Philippe ChalumeauMa question s'adresse au ministre de l'Europe et des affaires étrangères.
L'état-major de la coalition internationale contre Daech a confirmé, vendredi 20 octobre, la libération de la ville de Raqqa en Syrie. Ce sont donc bien les forces démocratiques syriennes, soutenues par la coalition internationale, qui ont repris la ville.
Nous devons d'abord saluer unanimement cette victoire, et, en particulier, le courage de nos soldats et de toutes celles et ceux qui sont engagés dans ce combat face à l'horreur terroriste .
Nous devons également saluer la mémoire de toutes celles et ceux qui ont fait le sacrifice de leur vie dans la défense de la liberté et ne jamais les oublier.

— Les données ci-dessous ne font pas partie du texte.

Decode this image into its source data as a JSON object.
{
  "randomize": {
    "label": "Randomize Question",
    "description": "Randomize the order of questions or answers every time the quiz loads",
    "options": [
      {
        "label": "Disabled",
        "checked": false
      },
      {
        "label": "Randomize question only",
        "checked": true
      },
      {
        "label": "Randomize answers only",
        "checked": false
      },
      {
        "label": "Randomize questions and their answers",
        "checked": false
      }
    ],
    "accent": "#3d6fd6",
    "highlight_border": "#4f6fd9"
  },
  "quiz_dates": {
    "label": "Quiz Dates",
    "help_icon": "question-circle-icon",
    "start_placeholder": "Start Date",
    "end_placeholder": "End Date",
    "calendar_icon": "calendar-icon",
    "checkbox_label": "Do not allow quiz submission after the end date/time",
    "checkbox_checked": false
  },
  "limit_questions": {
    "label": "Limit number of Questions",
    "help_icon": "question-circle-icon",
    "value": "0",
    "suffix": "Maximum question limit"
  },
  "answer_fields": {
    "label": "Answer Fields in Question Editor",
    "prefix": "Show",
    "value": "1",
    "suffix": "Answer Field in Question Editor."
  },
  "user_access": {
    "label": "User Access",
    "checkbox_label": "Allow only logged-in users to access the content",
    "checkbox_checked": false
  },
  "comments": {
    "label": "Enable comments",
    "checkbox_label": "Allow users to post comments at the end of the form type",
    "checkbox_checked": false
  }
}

Ne l'oublions jamais non plus, c'est à Raqqa qu'ont été imaginées et planifiées de très nombreuses actions terroristes dans le monde, en particulier les terribles attentats de Paris du 13 novembre 2015, notamment au Bataclan.
Raqqa comptait avant la guerre 220 000 habitants. La ville est aujourd'hui un champ de ruines, totalement miné. Les défis de stabilisation, de pacification et de reconstruction devant nous sont immenses et de nombreuses questions se posent à nous.
Si cette victoire est incontestablement une avancée majeure dans la lutte sans merci contre Daech, nous sommes toutes et tous conscients ici que nous n'en avons pas encore fini avec l'organisation. Nous connaissons, en effet, sa capacité à se réorganiser sans cesse. Nous ne devons surtout pas baisser la garde.
Depuis la victoire de vendredi, et de manière encore extrêmement prudente, nous voulons croire à une lueur d'espoir sur le très long chemin de la construction d'une paix durable dans cette région du monde si meurtrie.
Monsieur le ministre, au regard de votre expérience , pensez-vous que le temps est venu pour la politique de reprendre la main en Syrie ?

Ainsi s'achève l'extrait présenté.